- Air pollution - Hydroxyl radical - Smog - Inversions
Air pollutants are substances in the atmosphere that have harmful effects. These include certain gases and aerosols such as dust, carbon, pollen, sea salts and microorganisms. Our atmosphere contains gases and water vapor that are essential to sustaining life.
3 factors affect amount of air pollution: - amount of air pollutants entering the air - amount of space into which they are dispersed - mechanisms to remove pollution from the air
Pollutants that enter the troposphere are usually removed within hours and carried by cumulus clouds into the upper layers of troposphere. The atmosphere naturally cleans itself but some pollutants are resistant and linger. The worst of these are ozone-depleting pollutants such as chlorine and bromine compounds.
Hydroxyl Radical (OH) is a naturally occurring cleansing agent in the atmosphere that oxidizes many gaseous compounds into harmless products and can also bring these pollutants down to the ground or water by precipitation.
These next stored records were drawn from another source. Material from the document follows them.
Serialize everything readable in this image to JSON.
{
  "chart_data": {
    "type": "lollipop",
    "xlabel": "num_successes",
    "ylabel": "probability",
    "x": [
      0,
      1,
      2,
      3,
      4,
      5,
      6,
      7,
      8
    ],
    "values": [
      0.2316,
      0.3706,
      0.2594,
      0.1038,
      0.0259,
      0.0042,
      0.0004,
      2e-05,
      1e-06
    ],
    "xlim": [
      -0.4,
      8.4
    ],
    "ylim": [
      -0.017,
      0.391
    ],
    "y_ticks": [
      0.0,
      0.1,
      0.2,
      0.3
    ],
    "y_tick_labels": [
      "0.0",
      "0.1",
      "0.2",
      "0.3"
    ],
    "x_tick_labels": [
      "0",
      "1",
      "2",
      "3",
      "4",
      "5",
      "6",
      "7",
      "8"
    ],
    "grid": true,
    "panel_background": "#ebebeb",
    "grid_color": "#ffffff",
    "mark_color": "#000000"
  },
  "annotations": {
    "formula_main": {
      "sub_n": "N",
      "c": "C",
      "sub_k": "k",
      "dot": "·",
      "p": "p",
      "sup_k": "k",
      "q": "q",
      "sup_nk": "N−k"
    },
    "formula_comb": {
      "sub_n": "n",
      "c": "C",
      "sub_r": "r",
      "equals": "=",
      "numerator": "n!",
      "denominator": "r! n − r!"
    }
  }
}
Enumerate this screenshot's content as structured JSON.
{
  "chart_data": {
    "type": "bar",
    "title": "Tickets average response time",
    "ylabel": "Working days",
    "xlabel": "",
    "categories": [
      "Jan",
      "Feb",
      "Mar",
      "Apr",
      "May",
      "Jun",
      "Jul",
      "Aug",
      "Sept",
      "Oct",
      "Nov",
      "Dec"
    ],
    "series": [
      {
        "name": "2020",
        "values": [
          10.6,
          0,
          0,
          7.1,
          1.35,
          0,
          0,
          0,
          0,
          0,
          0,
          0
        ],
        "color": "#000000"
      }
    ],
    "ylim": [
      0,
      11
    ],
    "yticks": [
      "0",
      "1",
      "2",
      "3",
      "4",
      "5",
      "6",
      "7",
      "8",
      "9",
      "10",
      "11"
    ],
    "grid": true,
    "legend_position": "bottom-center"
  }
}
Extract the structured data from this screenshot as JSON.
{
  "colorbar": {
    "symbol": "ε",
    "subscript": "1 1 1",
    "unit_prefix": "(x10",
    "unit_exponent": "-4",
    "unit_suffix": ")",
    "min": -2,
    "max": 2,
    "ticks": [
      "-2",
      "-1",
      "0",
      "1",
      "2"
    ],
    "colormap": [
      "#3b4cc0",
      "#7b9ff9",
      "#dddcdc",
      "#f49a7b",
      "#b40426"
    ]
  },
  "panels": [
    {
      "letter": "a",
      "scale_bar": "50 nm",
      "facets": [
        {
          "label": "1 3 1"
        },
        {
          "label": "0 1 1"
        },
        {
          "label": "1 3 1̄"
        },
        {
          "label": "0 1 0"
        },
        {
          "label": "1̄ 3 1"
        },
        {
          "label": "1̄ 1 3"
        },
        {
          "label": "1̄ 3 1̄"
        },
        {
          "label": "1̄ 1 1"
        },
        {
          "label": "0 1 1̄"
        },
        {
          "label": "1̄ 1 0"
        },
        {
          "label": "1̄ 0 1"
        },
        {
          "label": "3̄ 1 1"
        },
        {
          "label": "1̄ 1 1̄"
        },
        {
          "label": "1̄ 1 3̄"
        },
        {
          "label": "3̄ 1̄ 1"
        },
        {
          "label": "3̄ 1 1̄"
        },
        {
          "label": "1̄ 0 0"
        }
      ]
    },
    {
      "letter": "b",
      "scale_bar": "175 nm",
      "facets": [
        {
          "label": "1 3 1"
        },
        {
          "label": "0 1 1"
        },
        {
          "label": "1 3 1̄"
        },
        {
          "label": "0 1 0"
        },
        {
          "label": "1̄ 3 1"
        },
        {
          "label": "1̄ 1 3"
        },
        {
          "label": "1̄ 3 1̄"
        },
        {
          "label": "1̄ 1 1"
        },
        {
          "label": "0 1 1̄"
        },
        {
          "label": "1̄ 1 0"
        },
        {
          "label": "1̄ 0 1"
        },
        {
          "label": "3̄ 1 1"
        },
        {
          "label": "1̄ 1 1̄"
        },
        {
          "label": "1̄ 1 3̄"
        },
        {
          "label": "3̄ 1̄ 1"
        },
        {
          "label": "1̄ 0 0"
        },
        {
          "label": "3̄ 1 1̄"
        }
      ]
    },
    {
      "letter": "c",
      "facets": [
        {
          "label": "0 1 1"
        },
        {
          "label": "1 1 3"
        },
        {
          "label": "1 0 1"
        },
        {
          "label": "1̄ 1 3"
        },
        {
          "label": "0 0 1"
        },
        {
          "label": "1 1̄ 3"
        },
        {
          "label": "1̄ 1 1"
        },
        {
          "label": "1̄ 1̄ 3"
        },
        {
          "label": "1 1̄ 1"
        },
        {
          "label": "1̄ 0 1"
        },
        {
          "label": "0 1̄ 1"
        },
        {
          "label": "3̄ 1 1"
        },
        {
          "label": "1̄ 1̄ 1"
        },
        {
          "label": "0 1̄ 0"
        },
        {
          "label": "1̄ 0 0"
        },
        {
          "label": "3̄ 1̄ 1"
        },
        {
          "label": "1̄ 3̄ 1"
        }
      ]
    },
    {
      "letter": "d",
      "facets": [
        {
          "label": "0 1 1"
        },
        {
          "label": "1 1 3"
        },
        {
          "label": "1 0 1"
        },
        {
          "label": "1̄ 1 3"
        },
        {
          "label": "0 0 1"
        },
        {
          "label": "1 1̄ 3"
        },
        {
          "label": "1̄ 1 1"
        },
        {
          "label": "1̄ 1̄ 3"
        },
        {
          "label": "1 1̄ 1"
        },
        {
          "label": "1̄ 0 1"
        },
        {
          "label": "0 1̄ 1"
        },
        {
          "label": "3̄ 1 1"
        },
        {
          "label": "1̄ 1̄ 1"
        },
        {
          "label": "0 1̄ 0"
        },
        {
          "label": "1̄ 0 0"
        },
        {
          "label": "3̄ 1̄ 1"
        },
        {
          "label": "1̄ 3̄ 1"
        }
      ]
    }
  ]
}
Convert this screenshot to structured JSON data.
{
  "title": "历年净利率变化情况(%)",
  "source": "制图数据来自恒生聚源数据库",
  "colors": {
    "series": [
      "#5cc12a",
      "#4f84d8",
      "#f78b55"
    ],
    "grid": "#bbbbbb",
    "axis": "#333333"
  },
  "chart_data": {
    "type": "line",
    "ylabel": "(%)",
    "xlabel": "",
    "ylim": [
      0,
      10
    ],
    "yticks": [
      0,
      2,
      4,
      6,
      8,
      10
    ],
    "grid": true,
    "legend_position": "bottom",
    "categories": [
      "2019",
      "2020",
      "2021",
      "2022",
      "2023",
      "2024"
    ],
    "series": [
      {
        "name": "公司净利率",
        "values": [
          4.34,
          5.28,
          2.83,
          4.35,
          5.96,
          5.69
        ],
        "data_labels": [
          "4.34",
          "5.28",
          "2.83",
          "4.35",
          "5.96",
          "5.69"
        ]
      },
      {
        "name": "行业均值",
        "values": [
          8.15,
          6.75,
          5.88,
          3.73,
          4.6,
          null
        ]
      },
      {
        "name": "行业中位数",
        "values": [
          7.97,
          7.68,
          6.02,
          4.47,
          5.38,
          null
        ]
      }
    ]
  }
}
Human activity has raised concentrations of pollutants in the air. Some pollutants such as carbon monoxide do not break down easily and take months to oxidize. Others like methane can even take years.
Air pollution began in volume during the Industrial Revolution in the 1800s with crowded cities and the use of coal for heating and energy.
Industrial smog is a combination of smoke and fog that lingers in the air and is irritating. It contains sulfur, soot and water vapor. You can find this type of smog around industrial plants.
Photochemical smog is a hazy fog produced by pollutants from automobile exhausts acted upon by sunlight. Nitrogen oxides and volatile organic carbon compounds (VOCs) produce this brownish, irritating smog.
Atmospheric brown clouds (ABC) are aerosols that create a blanket of pollution that deplete the ozone. These are new forms of smog common in south and central Asia and contain soot and carbon from biomass burning. Atmospheric brown clouds make it hard to see in these areas as they block the sun, reduce snow and ice, lower crop yields, and reduce rainfall.
Inversion is the condition of cooler air below and warmer air above. Inversions intensify with smog.
Inversions increase how long pollutants stay in the air. This can prompt health officials to tell people to stay indoors if they have breathing problems. Smog can cause headaches, nausea and eye and throat irritation.